Viewfinder

Liberating a prison

For one group, an artistic ‘invasion’ of a state prison becomes a metaphor for the greater liberation of Honduras.

Honduras is a nation gripped by violence and insecurity. The brutality that stains the streets of its cities has created communities where people constantly live in fear, where neighbourhoods are fortifying themselves behind high walls and inside barbed-wired homes, and where families are fleeing to the US in search of opportunities.

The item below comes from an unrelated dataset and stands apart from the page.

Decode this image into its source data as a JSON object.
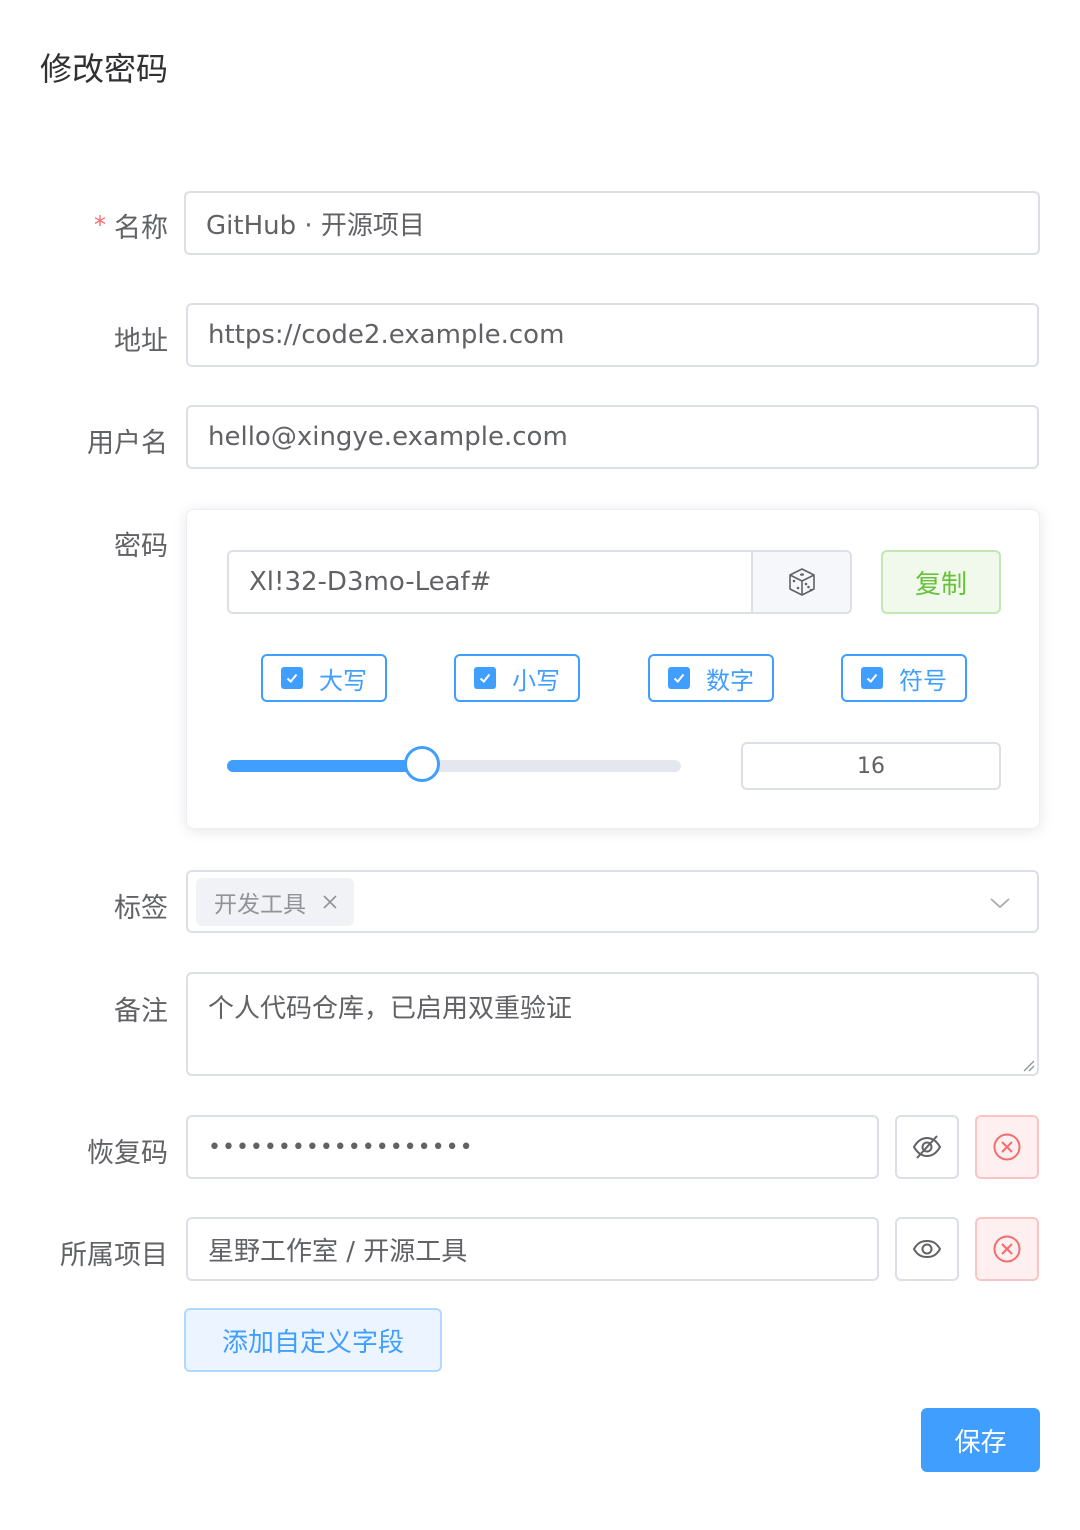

In the midst of this chaos there are those seeking peace and working toward stability. Many of them, like Denis Berrios, are artists. He sets out, along with other artists from Colectivo Hormiga, to try and counter the onslaught of violence by creating places that are domains of security and free expression. To raise a weary public’s interest they have decided to symbolically “liberate” an abandoned prison.

Once a place that housed prisoners in a time of military dictators and political repression these artists want to use this prison as a metaphor for change, to “liberate” Honduras, to transform a place once known for condemnation into one of expression, a place of confinement into one of freedom.

Every day Denis uses his art to protect his own son, Ham, and his “barrio” from an all-consuming spiral of bloodshed that is plaguing the capital of Honduras. Using recycled bottle caps, Denis creates murals with children, generating hope and conscience in some of the most dangerous neighbourhoods of Tegucigalpa. His struggle is to be a good father and support himself through his art, to stand up against daunting odds.

The story follows this artistic “invasion” of the prison and reveals a community re-claiming their city with their vision of change, hope and freedom.

undefined


FILMMAKER’S VIEW

When you live in the most violent county in the Americas it is only natural to take all necessary measures to guarantee your safety, to keep yourself from harm’s way.

But when this happens on a massive city-wide scale, you end up with a society that is practically imprisoned by fear and paranoia. In such a city human dignity and quality of life is lost, development is effectively truncated and hope is, ultimately, defeated.

Gabriel Vallecillo Marquez
undefined
 

His work expands across many artistic disciplines. The filmmaker started as a poet then moved onto video-poetry, video-jockey, video-mapping, live cinema and eventually live audio-visual performances, among other mediums.

Gabriel has had four books of his poetry published and has been included in Latin American anthologies. His video projects have been featured at Biennales in Ecuador, Panama, Nicaragua and Honduras. He currently works as a literature and philosophy teacher, cultural promoter, magazine editor and co-founder of the Colectivo Acción Hormiga. This is his first documentary.

Such is my experience of Honduras. I could not walk the streets of Tegucigalpa without seeing, reflected in the cityscape, a place that has been forgotten and left to the erosion of time. Just like its people, it has been abandoned to its own despair, barely able to survive the endemic spiral of violence that accompanies its economic and political hardships.

Three years ago, I began collaborating with fellow artists who shared my desire to do something about this. Denis brought a vision that subsequently became Colectivo Accion Hormiga. We identified the perfect metaphor, and as we are artists, a poetic one that had the power to inspire, to make the common citizen imagine a different city, a place where they could claim their own space and actively participate in bringing change.

It was clear to us that no city is legitimate if it takes away the dignity of those who live in it. Our metaphor was Tegucigalpa’s former state prison, an historic building completely abandoned and neglected, just like the city and its citizens. We started working, with just our hearts and idealistic beliefs as a resource. A transformation was launched. And even more significant than the conversion of this abandoned jail into a centre for education in the arts and the culture of peace, was the transformation it inspired in hearts and minds.

This documentary made me realise something of great importance. Honduras is full of heroes, unexpected ones, who with their tenacity and dignity face reality and grasp it by the horns in order not to be dominated by it. They have taken the hard road of pursuing what they believe in despite all odds. Denis is just such a hero in his humanity and selfless pursuit of a better life for his neighbourhood; in his struggle to commit to his word, to be there for his son and not to give up on being an artist and working with volunteers to plant a seed of change in this desert of indifference.